Duration: 365 days
JESUS, THE COMPASSIONATE TEACHER
As Jesus continues to show the world what his kingdom looks like, he encounters opposition. The Pharisees seek to trap him.
When Jesus heals a demon-possessed man who can’t see or speak, the Pharisees accuse him of using dark forces to do it. He logically argues that Satan, the prince of darkness, wouldn’t cast out darkness. He explains there’s a conflict going on, and anyone who isn’t on his side is against him.
Jesus uses parables to teach about God’s kingdom—parables about a farmer, weeds, a mustard seed, yeast, a hidden treasure, a pearl and a fishing net. He teaches in parables so that those who want to hear can more easily absorb the truths of God’s kingdom and those who aren’t ready won’t be able to understand.
Sadly, King Herod has John the Baptist beheaded. Jesus withdraws for some time alone. But the crowds follow him, and he can’t help but take care of their needs. He heals them, and when they get hungry he multiplies food. The only alone time he is able to get is late at night. In the wee hours of the morning, he catches up with his disciples out on the lake by walking on the water to their boat.

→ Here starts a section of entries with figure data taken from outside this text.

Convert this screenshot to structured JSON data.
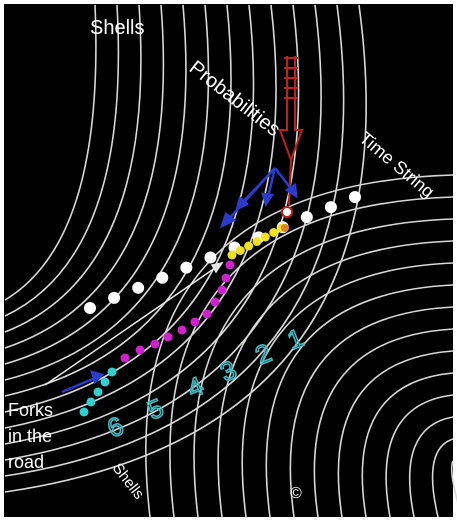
{
  "labels": {
    "shells_top": "Shells",
    "probabilities": "Probabilities",
    "time_string": "Time String",
    "forks": [
      "Forks",
      "in the",
      "road"
    ],
    "shells_bottom": "Shells",
    "copyright": "©"
  },
  "shell_numbers": [
    1,
    2,
    3,
    4,
    5,
    6
  ]
}
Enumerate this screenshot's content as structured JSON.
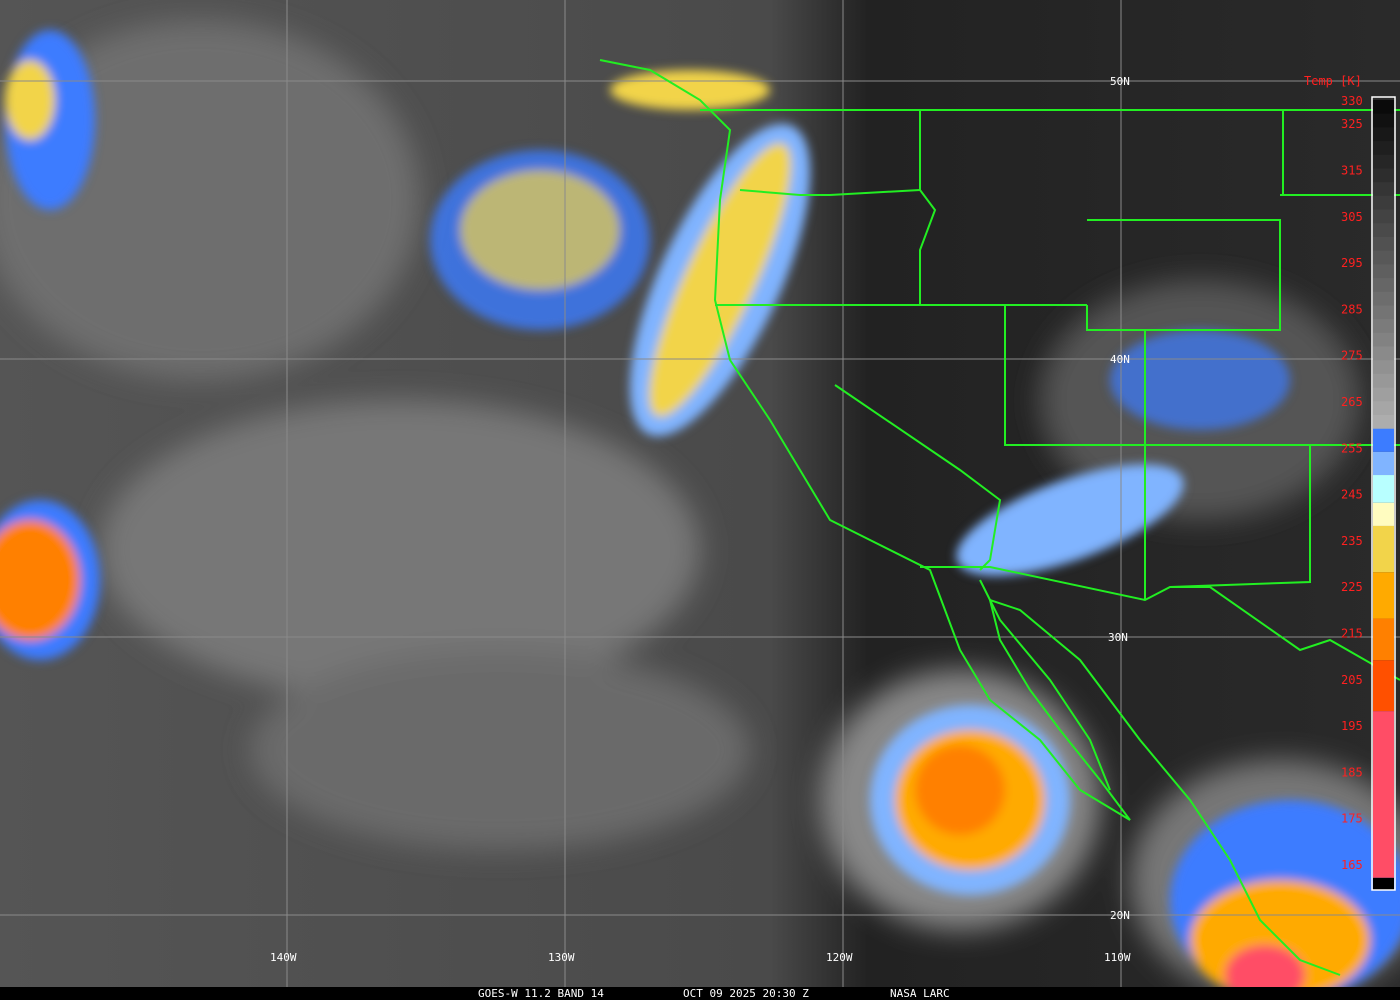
{
  "caption": {
    "satellite": "GOES-W 11.2 BAND 14",
    "datetime": "OCT 09 2025 20:30 Z",
    "source": "NASA LARC"
  },
  "grid": {
    "latitudes": [
      "50N",
      "40N",
      "30N",
      "20N"
    ],
    "longitudes": [
      "140W",
      "130W",
      "120W",
      "110W"
    ]
  },
  "colorbar": {
    "title": "Temp [K]",
    "range": [
      165,
      330
    ],
    "labels": [
      "330",
      "325",
      "315",
      "305",
      "295",
      "285",
      "275",
      "265",
      "255",
      "245",
      "235",
      "225",
      "215",
      "205",
      "195",
      "185",
      "175",
      "165"
    ],
    "stops": [
      {
        "from": 330,
        "to": 259,
        "color": "gradient-black-to-lightgrey"
      },
      {
        "from": 259,
        "to": 254,
        "color": "#3c7cff"
      },
      {
        "from": 254,
        "to": 249,
        "color": "#80b4ff"
      },
      {
        "from": 249,
        "to": 243,
        "color": "#b8ffff"
      },
      {
        "from": 243,
        "to": 238,
        "color": "#fffcc0"
      },
      {
        "from": 238,
        "to": 228,
        "color": "#f2d44a"
      },
      {
        "from": 228,
        "to": 218,
        "color": "#ffaa00"
      },
      {
        "from": 218,
        "to": 209,
        "color": "#ff8000"
      },
      {
        "from": 209,
        "to": 198,
        "color": "#ff5000"
      },
      {
        "from": 198,
        "to": 162,
        "color": "#ff4d66"
      },
      {
        "from": 162,
        "to": 158,
        "color": "#000000"
      }
    ]
  },
  "colors": {
    "boundaries": "#22ee22",
    "gridlines": "#8a8a8a",
    "labels_colorbar": "#ff2020"
  }
}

The Pharisees consistently oppose him with man-made religious rules. And Jesus consistently rebukes them—he is after pure hearts, not just outwardly pure lives.
The King’s Heart
God’s kingdom is like a farmer who planted good seed, but his enemy came overnight and planted weeds. And now the wheat and weeds grow up together.
God has chosen for things to be that way. For now, the people of the kingdom and the people of the evil one grow up alongside each other. It’s messy. God’s kingdom exists, but it’s not here fully. The kingdom of darkness—with its disease, death, and sin—still infects. While we might want to rip out the weeds once and for all, God says to wait. One day he will rid the world of darkness, but he knows that people who don’t believe in him will be casualties. And he doesn’t want that to happen. So he continues to allow “the field” to grow, giving more people an opportunity to know him.
After God’s people returned from exile, their religious teachers began to set up meticulous rules to prevent them from breaking the law that God had given Moses. These rules were passed down orally, and God’s people were weighed down by the burden of keeping them. These rules are the “tradition of the elders” (Matthew 15:2) that the Pharisees consistently accused Jesus of breaking.